On le voit par ces quelques lignes : la prédication était encore loin d'avoir accompli son œuvre dans les Gaules. Dignes émules de saint Éloy, saint Vandrille, saint Bertin, saint Omer, saint Amand combattirent, comme lui et aux mêmes lieux, les superstitions païennes et druidiques. L'Allemagne fut envahie, vers le même temps, par des missionnaires anglais, dont le plus célèbre est saint Boniface, né en 675, mort en 755. Cet homme héroïque, dit M. Michelet, passant tant de fois le Rhin, les Alpes, la mer, fut le lien des nations. C'est par lui que les Francs s'entendirent avec Rome, avec les tribus germaniques ; c'est lui qui, par la religion, la civilisation, attacha au sol ces tribus mobiles, et prépara, à son insu, la route aux armées de Charlemagne, comme les missionnaires du seizième siècle ouvrirent l'Amérique aux armées de Charles-Quint. Un grand nombre de lettres et quelques Sermons de saint Boniface sont parvenus jusqu'à nous, et, parmi ces lettres, la cent trente-deuxième, adressée au pape Zacharie, mérite de fixer l'attention par les curieux détails que le missionnaire y donne au pontife sur les labeurs de la prédication.
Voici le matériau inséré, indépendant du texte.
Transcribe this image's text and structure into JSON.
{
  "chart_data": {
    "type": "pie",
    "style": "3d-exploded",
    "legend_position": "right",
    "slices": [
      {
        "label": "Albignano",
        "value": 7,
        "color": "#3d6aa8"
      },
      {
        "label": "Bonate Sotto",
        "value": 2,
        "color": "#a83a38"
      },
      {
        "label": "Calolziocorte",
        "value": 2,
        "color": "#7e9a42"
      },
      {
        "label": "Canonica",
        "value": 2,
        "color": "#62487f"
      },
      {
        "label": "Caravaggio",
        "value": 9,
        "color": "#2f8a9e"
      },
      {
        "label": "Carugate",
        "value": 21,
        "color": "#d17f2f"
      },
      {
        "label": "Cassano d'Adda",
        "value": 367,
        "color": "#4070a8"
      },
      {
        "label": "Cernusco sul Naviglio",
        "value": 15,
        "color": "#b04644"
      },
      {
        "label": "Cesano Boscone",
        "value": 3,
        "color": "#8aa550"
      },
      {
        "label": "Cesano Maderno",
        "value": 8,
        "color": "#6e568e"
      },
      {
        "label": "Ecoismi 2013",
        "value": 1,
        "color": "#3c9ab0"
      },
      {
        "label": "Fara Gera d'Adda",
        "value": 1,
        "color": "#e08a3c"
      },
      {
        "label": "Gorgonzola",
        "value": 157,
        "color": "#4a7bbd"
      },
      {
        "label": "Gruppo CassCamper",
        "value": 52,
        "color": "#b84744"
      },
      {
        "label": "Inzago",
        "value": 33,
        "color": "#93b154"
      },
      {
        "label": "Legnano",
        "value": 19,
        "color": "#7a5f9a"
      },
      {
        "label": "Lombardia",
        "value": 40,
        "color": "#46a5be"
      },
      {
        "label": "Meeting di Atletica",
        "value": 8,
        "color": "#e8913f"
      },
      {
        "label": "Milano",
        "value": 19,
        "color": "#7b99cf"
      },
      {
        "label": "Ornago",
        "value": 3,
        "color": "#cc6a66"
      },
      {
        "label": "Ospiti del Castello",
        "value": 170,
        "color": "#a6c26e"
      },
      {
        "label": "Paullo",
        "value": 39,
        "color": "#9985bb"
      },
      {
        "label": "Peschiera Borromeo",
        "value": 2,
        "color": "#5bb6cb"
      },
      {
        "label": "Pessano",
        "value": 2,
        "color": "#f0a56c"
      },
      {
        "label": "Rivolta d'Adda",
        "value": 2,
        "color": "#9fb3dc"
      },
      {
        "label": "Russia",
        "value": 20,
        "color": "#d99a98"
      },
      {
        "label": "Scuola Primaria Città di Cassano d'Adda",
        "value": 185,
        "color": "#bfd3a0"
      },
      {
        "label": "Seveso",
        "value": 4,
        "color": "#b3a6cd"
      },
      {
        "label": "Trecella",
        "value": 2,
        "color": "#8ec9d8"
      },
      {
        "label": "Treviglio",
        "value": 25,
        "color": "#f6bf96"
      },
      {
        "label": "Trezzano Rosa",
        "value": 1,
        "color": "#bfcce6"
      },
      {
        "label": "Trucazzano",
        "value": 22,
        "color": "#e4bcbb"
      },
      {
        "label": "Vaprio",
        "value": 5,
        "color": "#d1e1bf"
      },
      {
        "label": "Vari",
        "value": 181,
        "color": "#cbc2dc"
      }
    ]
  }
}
Il en est de même des Instructions rédigées par Daniel, évêque de Winchester, sur la marche que les orateurs chrétiens devaient suivre pour la conversion des idolâtres. C'est à peu près le seul monument qui fasse connaître d'une manière précise les procédés, pratiques et théologiques, employés par les missionnaires dans le cours de leur apostolat.
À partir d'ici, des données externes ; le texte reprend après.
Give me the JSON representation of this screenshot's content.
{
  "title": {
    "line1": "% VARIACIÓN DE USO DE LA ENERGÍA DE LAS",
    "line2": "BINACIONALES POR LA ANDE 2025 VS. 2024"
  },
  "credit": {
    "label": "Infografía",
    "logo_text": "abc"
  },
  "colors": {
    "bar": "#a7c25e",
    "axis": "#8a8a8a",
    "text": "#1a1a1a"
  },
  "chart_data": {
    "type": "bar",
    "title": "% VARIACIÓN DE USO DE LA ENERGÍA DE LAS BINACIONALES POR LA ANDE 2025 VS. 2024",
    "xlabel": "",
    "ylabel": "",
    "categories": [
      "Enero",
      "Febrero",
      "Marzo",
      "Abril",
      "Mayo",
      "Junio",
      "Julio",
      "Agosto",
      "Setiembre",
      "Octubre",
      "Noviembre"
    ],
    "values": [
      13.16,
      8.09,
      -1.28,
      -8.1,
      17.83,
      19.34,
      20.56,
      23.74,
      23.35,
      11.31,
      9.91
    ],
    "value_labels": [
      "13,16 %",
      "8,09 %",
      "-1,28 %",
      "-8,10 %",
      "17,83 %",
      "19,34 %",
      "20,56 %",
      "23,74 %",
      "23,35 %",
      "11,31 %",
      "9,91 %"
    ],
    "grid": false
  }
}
La prédication n'était pas la seule arène dans laquelle l'Éloquence religieuse fût appelée à combattre et à briller. Les conciles, ces champs de mai de l'Église, qui gardèrent si fidèlement le dépôt des croyances orthodoxes, et donnèrent au Moyen Age, même dans l'ordre civil, ses lois les plus sages et les plus respectées, les conciles, disons-nous, offraient aux orateurs ecclésiastiques une carrière vaste et libre, dans laquelle leur parole pouvait s'exercer sur les sujets les plus variés : questions de foi, discipline, réformation des mœurs sociales, législation criminelle, etc. ; car tout ce qui était soumis aux délibérations de ces illustres assemblées était l'objet de débats approfondis, comme, de nos jours, la confection des lois dans nos assemblées politiques. Par malheur, à l'époque qui nous occupe et même à une date beaucoup plus rapprochée, on ne sait rien des discussions, des délibérations intérieures des conciles, et on ne les connaît que par les décrets qu'ils ont promulgués.
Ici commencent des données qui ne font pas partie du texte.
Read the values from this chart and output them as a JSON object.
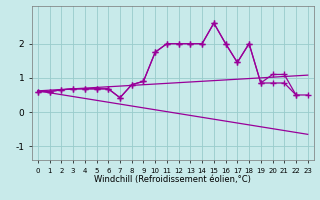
{
  "title": "",
  "xlabel": "Windchill (Refroidissement éolien,°C)",
  "background_color": "#c8eaea",
  "grid_color": "#99cccc",
  "line_color": "#990099",
  "x_data": [
    0,
    1,
    2,
    3,
    4,
    5,
    6,
    7,
    8,
    9,
    10,
    11,
    12,
    13,
    14,
    15,
    16,
    17,
    18,
    19,
    20,
    21,
    22,
    23
  ],
  "series1": [
    0.6,
    0.6,
    0.65,
    0.68,
    0.68,
    0.68,
    0.68,
    0.42,
    0.8,
    0.9,
    1.75,
    2.0,
    2.0,
    2.0,
    2.0,
    2.6,
    2.0,
    1.45,
    2.0,
    0.85,
    0.85,
    0.85,
    0.5,
    null
  ],
  "series2": [
    0.6,
    0.6,
    0.65,
    0.68,
    0.68,
    0.68,
    0.68,
    0.42,
    0.8,
    0.9,
    1.75,
    2.0,
    2.0,
    2.0,
    2.0,
    2.6,
    2.0,
    1.45,
    2.0,
    0.85,
    1.1,
    1.1,
    0.5,
    0.5
  ],
  "trend1_x": [
    0,
    23
  ],
  "trend1_y": [
    0.62,
    1.08
  ],
  "trend2_x": [
    0,
    23
  ],
  "trend2_y": [
    0.62,
    -0.65
  ],
  "ylim": [
    -1.4,
    3.1
  ],
  "xlim": [
    -0.5,
    23.5
  ],
  "yticks": [
    -1,
    0,
    1,
    2
  ],
  "xticks": [
    0,
    1,
    2,
    3,
    4,
    5,
    6,
    7,
    8,
    9,
    10,
    11,
    12,
    13,
    14,
    15,
    16,
    17,
    18,
    19,
    20,
    21,
    22,
    23
  ]
}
Pendant la courte et incomplète renaissance intellectuelle qui signala le règne de Charlemagne, pendant la période de barbarie qui suivit la mort de ce grand homme, l'Éloquence religieuse ne présente qu'un nombre restreint de monuments, quoique l'histoire de l'Église offre encore de grands noms. L'Aquitain Ambroise Autpert, mort abbé de Saint-Vincent près Bénévent ; Alcuin, qui fonda et dirigea, de concert avec Charlemagne, les écoles de Paris, d'Aix-la-Chapelle, de Tours, de Saint-Riquier, où l'on enseignait l'Éloquence sacrée ; saint Anschaire, surnommé l'Apôtre du Nord, qui porta le christianisme en Danemark et en Suède ; Ebbon, évêque de Reims, qui prêcha également l'Évangile en Danemark ; Agobard, Radbert, Théodulfe, Hincmar, Otfrid, Raban Maur, exercèrent assidûment le ministère de la parole, tout en dirigeant les affaires publiques ou en écrivant de savants traités sur les diverses branches de la théologie. Mais déjà on est loin de saint Césaire ou de saint Colomban : la scolastique commence à naître, posant sans cesse des distinctions, des divisions, et substituant l'érudition, les jeux de l'esprit aux élans spontanés du cœur. Le rhéteur perce souvent à côté du prêtre, par une préoccupation plus sensible de l'arrangement et de la forme ; mais il faut ajouter que, dans les grandes circonstances, les orateurs sacrés savaient retrouver l'enthousiasme et l'élan des premiers âges. C'est ainsi que, pendant les invasions normandes, on vit plusieurs évêques se mettre à la tête de la résistance et prêcher une sorte de guerre sainte contre ces sauvages envahisseurs. L'histoire, entre autres, a conservé le nom de l'évêque de Chartres, Gaucelin, qui, durant le siège de cette ville, ne cessa d'exciter et de soutenir par ses prédications le courage des habitants :

Li eveske Gocelmes a sovent sermoné,

A chascun prodhome a son pechié parduné

Por la ville desfendre e la crestienté,

dit, en parlant de ce courageux prélat, l'auteur anglo-normand de la chronique rimée connue sous le nom de Roman de Rou, Robert Wace, qui prend soin d'ajouter pour compléter l'éloge que l'évêque Gocelmes, comme il l'appelle, était sçavant de grammaire, ce qui, dans ce dixième siècle qu'on a justement surnommé l'âge de fer de l'Église, était une exception assez rare pour être remarquée : non-seulement la plupart des évêques n'étaient pas sçavants de grammaire, comme l'évêque de Chartres, mais la plupart des abbés et un grand nombre de prêtres ne savaient pas même lire, et, quand on leur présentait la règle ou quelque livre de piété, ils disaient franchement : Nescio litteras (je ne connais point les lettres), et ils ne s'inquiétaient point de les apprendre ; car, d'après une tradition répandue dans toute la chrétienté, le monde devait finir en l'an mil : cette croyance avait pris un tel degré de certitude, qu'on datait les actes du temps voisin de la destruction suprême : termina mundi appropinquante. Alors les orateurs chrétiens unissent leurs gémissements à ceux de la foule pour pleurer la mort du genre humain. Les homélies sur le jugement dernier et la résurrection retentissent dans toutes les églises ; c'est là le texte inévitable. Cependant l'année fatale s'écoule ; le monde, étonné de vivre encore, se rassure peu à peu ; la ferveur renaît avec l'espérance ; et l'Éloquence religieuse, rajeunie comme la chrétienté, prépare et accomplit le miracle des croisades.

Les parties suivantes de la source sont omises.